Если личности удается, все же, подавить свои инстинкты, приспособясь к жесткой форме, которую ему навязало с детских лет семья, религия и/или общество в целом, она будет глубоко несчастна, страдая и заставляя, в свою очередь, страдать других, проявляя крайнюю нетерпимость и враждебность ко всем, кто не следует тем же исключительно строгим принципам, которые он вынужден соблюдать, к тем, которые следуют другим жизненным правилам и имеют другие воззрения. Будучи сам вынужден жить под постоянным давлением, он будет ненавидеть всех тех, кто не желает жить по его канонам. Это – постоянный источник нетерпимости, зависти и ненависти в обществе, которые, накапливаясь, могут привести к социальному взрыву. История может предоставить нам огромное количество примеров, когда деспотические режимы, надев на граждан чрезмерно жесткую и узкую «смирительную рубашку», нарушая их натуральные права и подавляя их стремление к свободе, в конце концов находили свою гибель во взрыве народного гнева.
В эту же схему вписываются крайние проявления религиозного фанатизма, когда неистовый гнев фанатиков, задыхающихся под гнетом религиозных рестрикций, навязанных им собственной религией, рикошетом поражала не истинных виновников такого положения, а невинных жертв, которые не признавали этих рестрикций или же просто попадали им «под горячую руку». Чересчур трусливые для того, чтобы возмутиться против религиозных авторитетов, прикрывающихся именем господа и его силой, они искали выход своим накопившимся агрессивным устремлениям.
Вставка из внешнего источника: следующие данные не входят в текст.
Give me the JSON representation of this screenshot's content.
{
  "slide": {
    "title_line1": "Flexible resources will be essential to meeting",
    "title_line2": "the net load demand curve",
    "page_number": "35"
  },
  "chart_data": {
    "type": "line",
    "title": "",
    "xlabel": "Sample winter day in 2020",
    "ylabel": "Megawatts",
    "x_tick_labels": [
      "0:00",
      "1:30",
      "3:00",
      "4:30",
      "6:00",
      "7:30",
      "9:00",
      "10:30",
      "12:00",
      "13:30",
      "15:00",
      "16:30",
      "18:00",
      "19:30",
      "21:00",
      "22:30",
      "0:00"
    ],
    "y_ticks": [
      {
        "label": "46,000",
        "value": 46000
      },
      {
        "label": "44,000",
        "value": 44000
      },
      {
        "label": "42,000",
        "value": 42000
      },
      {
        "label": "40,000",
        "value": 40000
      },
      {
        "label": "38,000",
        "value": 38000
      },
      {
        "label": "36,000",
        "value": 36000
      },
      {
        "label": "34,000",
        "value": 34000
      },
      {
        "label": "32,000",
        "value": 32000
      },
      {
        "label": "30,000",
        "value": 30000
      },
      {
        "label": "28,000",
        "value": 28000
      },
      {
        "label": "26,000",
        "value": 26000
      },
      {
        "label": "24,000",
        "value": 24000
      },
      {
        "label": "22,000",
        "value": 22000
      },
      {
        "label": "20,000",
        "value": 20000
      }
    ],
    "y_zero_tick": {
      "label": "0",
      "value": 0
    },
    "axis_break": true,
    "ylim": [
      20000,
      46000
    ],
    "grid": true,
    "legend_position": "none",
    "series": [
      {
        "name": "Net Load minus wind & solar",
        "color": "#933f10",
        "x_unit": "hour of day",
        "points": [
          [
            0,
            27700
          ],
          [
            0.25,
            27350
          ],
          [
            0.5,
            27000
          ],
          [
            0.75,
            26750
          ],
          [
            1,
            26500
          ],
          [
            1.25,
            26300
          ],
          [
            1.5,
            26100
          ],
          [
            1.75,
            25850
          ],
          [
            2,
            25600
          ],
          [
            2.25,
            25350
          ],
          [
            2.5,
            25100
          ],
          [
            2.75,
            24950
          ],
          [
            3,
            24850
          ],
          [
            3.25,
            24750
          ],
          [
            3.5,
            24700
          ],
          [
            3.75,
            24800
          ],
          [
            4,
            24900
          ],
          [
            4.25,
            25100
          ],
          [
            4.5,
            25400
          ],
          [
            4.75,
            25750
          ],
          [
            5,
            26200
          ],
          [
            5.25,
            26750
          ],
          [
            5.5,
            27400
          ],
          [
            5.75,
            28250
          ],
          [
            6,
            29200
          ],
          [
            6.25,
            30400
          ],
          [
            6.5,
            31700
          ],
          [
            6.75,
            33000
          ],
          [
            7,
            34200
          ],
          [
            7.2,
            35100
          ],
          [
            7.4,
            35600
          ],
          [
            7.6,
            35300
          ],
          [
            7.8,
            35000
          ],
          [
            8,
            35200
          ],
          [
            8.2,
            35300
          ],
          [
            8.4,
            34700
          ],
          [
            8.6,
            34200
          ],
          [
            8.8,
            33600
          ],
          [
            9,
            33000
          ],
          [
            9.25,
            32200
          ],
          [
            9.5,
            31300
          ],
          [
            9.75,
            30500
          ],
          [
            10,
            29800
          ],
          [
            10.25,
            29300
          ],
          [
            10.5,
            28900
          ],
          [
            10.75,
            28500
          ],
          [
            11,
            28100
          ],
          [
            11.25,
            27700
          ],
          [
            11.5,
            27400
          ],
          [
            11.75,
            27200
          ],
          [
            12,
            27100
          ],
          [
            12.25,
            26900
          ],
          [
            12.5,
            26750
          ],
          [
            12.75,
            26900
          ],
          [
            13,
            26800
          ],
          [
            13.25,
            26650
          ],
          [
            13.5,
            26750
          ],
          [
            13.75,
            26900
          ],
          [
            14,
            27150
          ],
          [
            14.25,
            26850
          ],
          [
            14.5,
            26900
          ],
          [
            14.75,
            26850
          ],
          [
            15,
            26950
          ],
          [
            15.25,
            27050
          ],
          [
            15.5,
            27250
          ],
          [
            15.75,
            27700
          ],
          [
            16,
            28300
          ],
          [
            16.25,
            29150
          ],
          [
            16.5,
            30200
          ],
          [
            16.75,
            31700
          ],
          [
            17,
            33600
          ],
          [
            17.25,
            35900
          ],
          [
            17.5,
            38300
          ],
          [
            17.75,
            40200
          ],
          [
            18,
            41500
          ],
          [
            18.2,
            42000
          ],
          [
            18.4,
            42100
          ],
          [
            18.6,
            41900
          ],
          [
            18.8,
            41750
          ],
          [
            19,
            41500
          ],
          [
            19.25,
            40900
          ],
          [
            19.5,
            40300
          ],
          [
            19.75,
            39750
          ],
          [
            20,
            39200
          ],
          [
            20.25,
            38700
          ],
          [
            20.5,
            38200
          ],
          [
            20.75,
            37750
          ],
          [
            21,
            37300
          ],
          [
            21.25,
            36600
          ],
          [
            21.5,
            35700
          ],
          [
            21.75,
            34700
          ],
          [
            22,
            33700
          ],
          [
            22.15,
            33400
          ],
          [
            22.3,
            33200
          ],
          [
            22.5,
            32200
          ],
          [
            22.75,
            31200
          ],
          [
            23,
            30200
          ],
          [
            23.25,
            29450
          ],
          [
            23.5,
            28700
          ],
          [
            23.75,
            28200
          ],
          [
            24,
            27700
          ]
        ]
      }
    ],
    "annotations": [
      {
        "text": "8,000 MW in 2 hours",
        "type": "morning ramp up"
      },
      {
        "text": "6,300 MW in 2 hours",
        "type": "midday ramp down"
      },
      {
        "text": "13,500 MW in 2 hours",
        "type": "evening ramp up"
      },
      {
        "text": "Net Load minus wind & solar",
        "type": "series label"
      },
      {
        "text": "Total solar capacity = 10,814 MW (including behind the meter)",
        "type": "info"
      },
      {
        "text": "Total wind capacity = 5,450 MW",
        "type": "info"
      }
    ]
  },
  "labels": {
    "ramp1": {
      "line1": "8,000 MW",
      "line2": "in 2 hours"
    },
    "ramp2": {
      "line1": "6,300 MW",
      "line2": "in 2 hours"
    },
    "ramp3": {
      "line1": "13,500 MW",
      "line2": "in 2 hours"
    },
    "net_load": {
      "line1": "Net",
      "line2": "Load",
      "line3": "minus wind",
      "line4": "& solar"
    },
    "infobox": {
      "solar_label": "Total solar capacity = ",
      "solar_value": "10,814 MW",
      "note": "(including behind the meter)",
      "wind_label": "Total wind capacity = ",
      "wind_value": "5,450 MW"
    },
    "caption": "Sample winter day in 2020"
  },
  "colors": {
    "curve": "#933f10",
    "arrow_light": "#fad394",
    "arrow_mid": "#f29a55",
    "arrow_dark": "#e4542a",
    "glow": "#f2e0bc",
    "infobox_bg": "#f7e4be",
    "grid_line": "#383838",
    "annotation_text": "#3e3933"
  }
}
Хотя религиозный фанатизм и был направлен, в общем, против всякого проявления свободы совести, мысли и их выражения, то существовали также и специфические его формы. Рассмотрим, к примеру, те последствия, к которым приводило религиозное предписание соблюдения целибата для католических священников и монахов. Очевидно, те, которые его нарушали, могли ожидать наказания как со стороны религиозных авторитетов, так и со стороны божества, внутренние же последствия, касающиеся их личности, выражались либо в развитии комплекса вины различной степени тяжести, либо в полном моральном разложении. Такие случаи нередко бывали в истории католической церкви, некоторые в высших эшелонах церковной иерархии, общеизвестные и скандальные. Но церковники, которые нарушали этот режим, как правило, не проявляли нетерпимости и агрессивности, наоборот – они смотрели сквозь пальцы на аналогичные нарушения со стороны своих собратьев и своей паствы. Они, так сказать, «жили сами и давали жить другим», мирно способствуя моральному разложению внутри церкви и порче нравов в обществе.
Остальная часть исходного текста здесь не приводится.